HISTOIRE Huissier : Brève histoire de la profession 


Cadet Rousselle a trois maisons,

Qui n’ont ni poutres, ni chevrons,
C’est pour loger les hirondelles,
Que direz-vous d’Cadet Rousselle ?

Cette chanson se moquant gentiment de l’huissier Guillaume Joseph Rousselle en 1792 sur l’air de la chanson Jean de Nivelle a traversé les siècles et est toujours d’actualité aujourd’hui.

Il en est de même avec la profession d’huissier de Justice qui a su traverser les âges depuis l’Antiquité : ne dit on pas que l’huissier de Justice est aussi ancien que la loi, et aussi nécessaire que les juges ?

HISTOIRE : HUISSIER SOUS L’ANTIQUITÉ

Dans le cadre imposé par la Pax Romana, les décisions des juges étaient appliquées par des officiales.
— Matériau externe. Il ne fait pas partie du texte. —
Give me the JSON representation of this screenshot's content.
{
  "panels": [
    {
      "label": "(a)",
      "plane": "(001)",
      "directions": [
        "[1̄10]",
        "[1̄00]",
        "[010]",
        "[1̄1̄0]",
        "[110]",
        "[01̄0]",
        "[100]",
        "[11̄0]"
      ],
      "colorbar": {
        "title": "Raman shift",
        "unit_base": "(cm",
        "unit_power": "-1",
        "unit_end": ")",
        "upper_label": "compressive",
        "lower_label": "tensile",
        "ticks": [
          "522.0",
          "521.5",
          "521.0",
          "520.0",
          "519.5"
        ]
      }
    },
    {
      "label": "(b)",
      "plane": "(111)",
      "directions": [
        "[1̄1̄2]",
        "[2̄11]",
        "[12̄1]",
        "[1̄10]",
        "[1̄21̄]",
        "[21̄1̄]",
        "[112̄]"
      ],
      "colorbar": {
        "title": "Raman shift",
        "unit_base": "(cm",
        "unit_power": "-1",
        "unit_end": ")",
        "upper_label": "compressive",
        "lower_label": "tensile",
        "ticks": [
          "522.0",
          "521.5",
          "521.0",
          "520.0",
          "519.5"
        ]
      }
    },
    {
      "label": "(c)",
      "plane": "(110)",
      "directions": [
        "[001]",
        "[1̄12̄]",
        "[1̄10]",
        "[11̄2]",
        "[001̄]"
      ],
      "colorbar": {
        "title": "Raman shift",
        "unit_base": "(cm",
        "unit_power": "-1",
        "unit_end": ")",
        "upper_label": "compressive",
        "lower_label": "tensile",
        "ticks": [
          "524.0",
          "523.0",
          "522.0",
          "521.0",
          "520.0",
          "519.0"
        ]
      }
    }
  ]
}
Ceux-ci étaient répartis sous différents titres selon leurs fonctions. Ils avaient pour noms viatores, executorum latium, cohortales, statores; parmi eux les plus remarqués étaient les apparitores et les executores

*Les apparitores avertissaient le peuple pour les rassembler lors des jugements. Ils introduisaient les plaideurs et assuraient la police des audiences, c’est-à-dire qu’ils rétablissaient le silence lorsque les voix s’enflaient de trop.

*Les executores avaient pour tâche de s’emparer (de saisir) des biens des débiteurs récalcitrants ou même de les conduire en prison

HISTOIRE : HUISSIER AU MOYEN AGE

Puis la Pax Romana s’écroula sous le flot des nombreuses invasions barbares et la Justice privée réapparut .

Le royaume s’organisa autour d’un ensemble de hiérarchies qui chacune établit sa propre organisation judiciaire.
La Justice, attribut essentiel du pouvoir, se rendait alors sous la bannière de la multiplicité. Les lois se personnalisèrent selon qu’elles furent royales, seigneuriales, ecclésiastiques ou communales.

Pourtant, dans toutes ces différentes juridictions, une certaine unité permettait de représenter le pouvoir. Pour cela, il fallait des agents jouissant d’une autorité incontestée.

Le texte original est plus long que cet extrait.